Há exatos dois anos desembarquei em São Paulo buscando novos caminhos e oportunidades profissionais. Como em todo o começo de trajetória, a vinda para a Pauliceia teve obstáculos, dentre os quais superar a saudade da família, dos amigos, de quem ficou para trás e que, às vezes, se colocava no presente.

A seguir, como o tempo passasse e pouco acontecesse, um passe de mágica e algum esforço depois, os primeiros contatos profissionais começaram a prosperar.

Aliado a isso, vi na Camila Gaya, a ousada e corajosa menina que aqui me recebeu depois de me “conhecer” pela internet, apegar-se a mim – e eu a ela – de um modo tal que fui ficando naquela casa apesar das loucuras que assisti lá, muitas delas aqui descritas.

Veio a crise econômica no final de 2008 e fiquei sem emprego. E me vi assustado com a possibilidade, ainda que remota, de voltar para o sul. Assim mesmo, com o dinheiro que tinha acumulado, consegui custear o aluguel e a geladeira milagrosamente até que em fevereiro do ano seguinte tudo começou a mudar novamente.

Os freelas deixaram de rarear e, de repente, eu estava novamente na ConJur, onde passara em 2008. Desta feita estava na livraria jurídica deles, mas sem a esperada colocação jornalística da coisa.
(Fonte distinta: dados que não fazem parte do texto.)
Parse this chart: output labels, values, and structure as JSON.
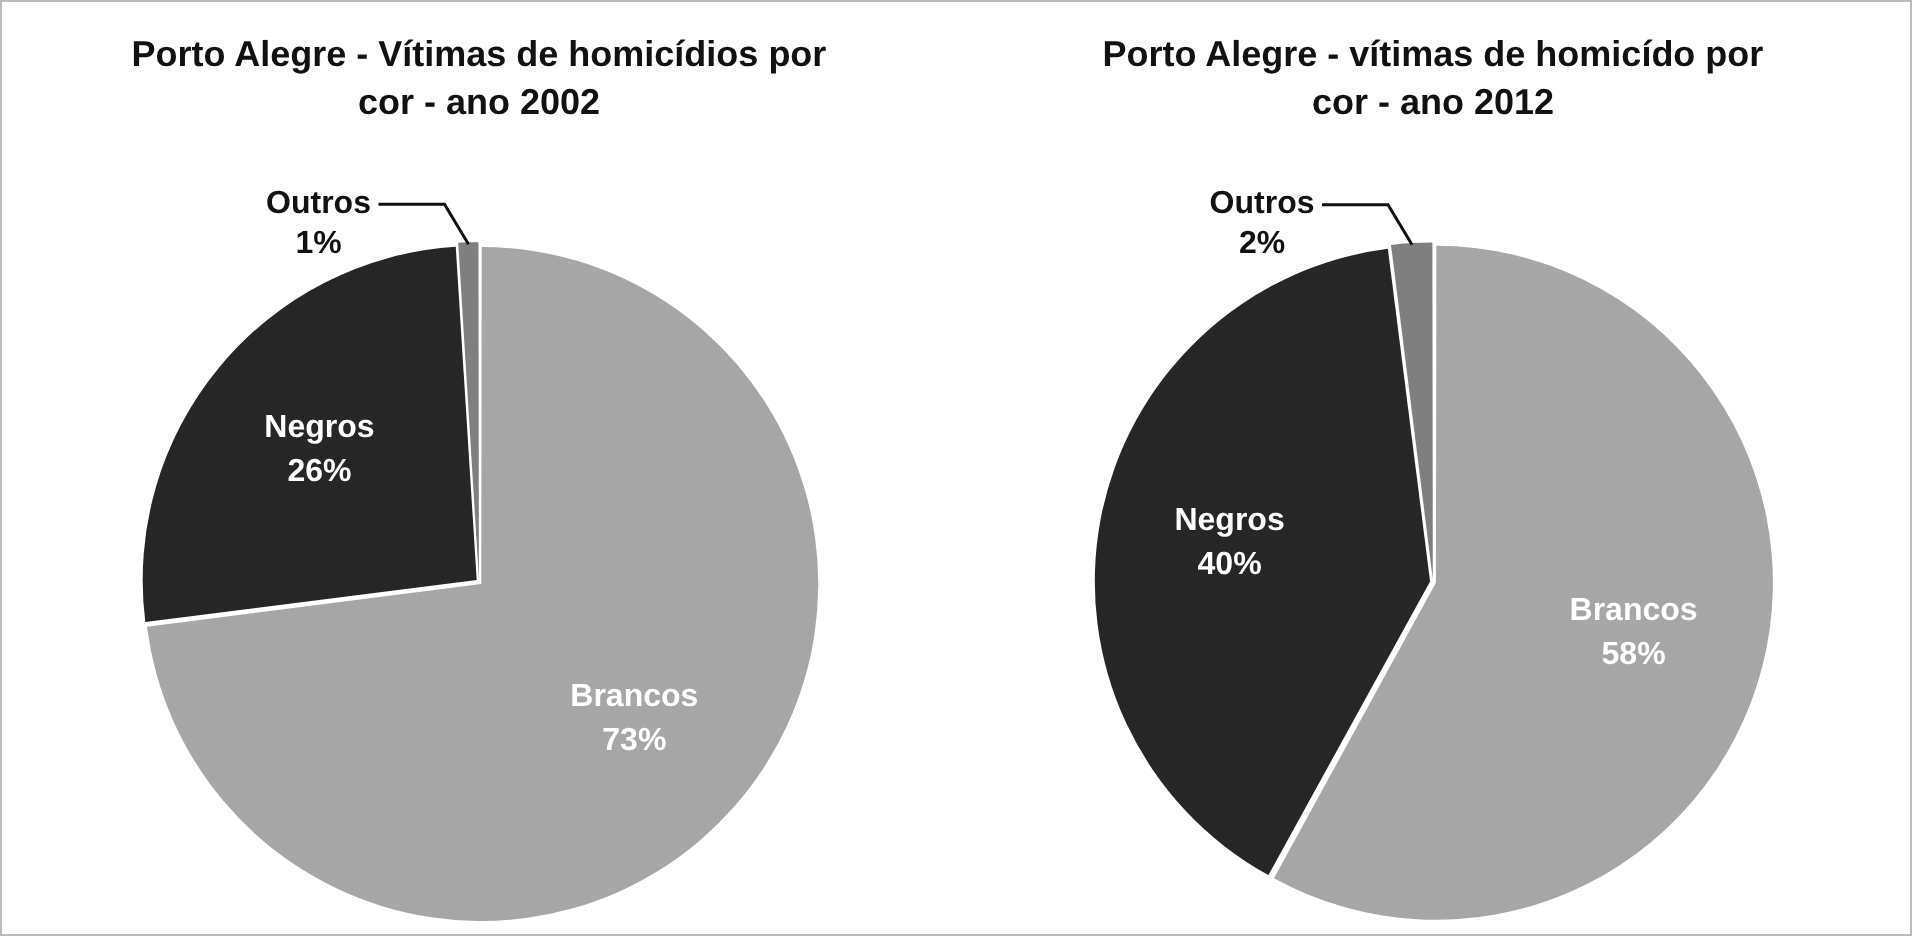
{
  "chart_data": [
    {
      "type": "pie",
      "title": "Porto Alegre - Vítimas de homicídios por cor -  ano 2002",
      "categories": [
        "Brancos",
        "Negros",
        "Outros"
      ],
      "values": [
        73,
        26,
        1
      ],
      "colors": [
        "#a6a6a6",
        "#262626",
        "#7f7f7f"
      ],
      "value_labels": [
        "73%",
        "26%",
        "1%"
      ],
      "legend": false
    },
    {
      "type": "pie",
      "title": "Porto Alegre - vítimas de homicído por cor - ano 2012",
      "categories": [
        "Brancos",
        "Negros",
        "Outros"
      ],
      "values": [
        58,
        40,
        2
      ],
      "colors": [
        "#a6a6a6",
        "#262626",
        "#7f7f7f"
      ],
      "value_labels": [
        "58%",
        "40%",
        "2%"
      ],
      "legend": false
    }
  ]
}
Mas quem tem Marina Diana tem mais do que um aliado. Tem um amuleto, uma flor no deserto, uma luz nova, única e renovadora. Daí que, por mágicas dela, fui parar no jornal onde trabalho hoje, com registro em carteira, o primeiro em São Paulo. Isso em pleno mês de agosto de 2009. Mês do desgosto? Só se for para os outros.

Também foi essa pequena notável que tanto me empurrou para outro sonho até então impensável: o de morar sozinho em São Paulo, sonho finalmente construído no último sábado, 1º de maio. E adivinhem quem fez o carreto? Sim, Marina outra vez.

Escrevo essas palavras já da minha nova morada na, infelizmente, nem tão bela região central da Pauliceia, pois que mal cuidada, subestimada e, em especial, suja.

Em tempo digo de minhas despedidas da Vila Madalena. Mas não sem tempo agradeço entre lágrimas e orgulho à Marina porque o impulso que ela sempre me deu foi fundamental para tudo acontecer. Sem ela, seguramente, nada haveria.

Bem, lá no começo do texto eu falava de aniversários. Volto ao tema. Hoje, 3 de maio de 2010, é também o primeiro ano deste blog. Espaço que a cada dia toma mais tempo e que, com os novos fatos, pode ganhar fôlego para mais posts e, quiçá, novos leitores.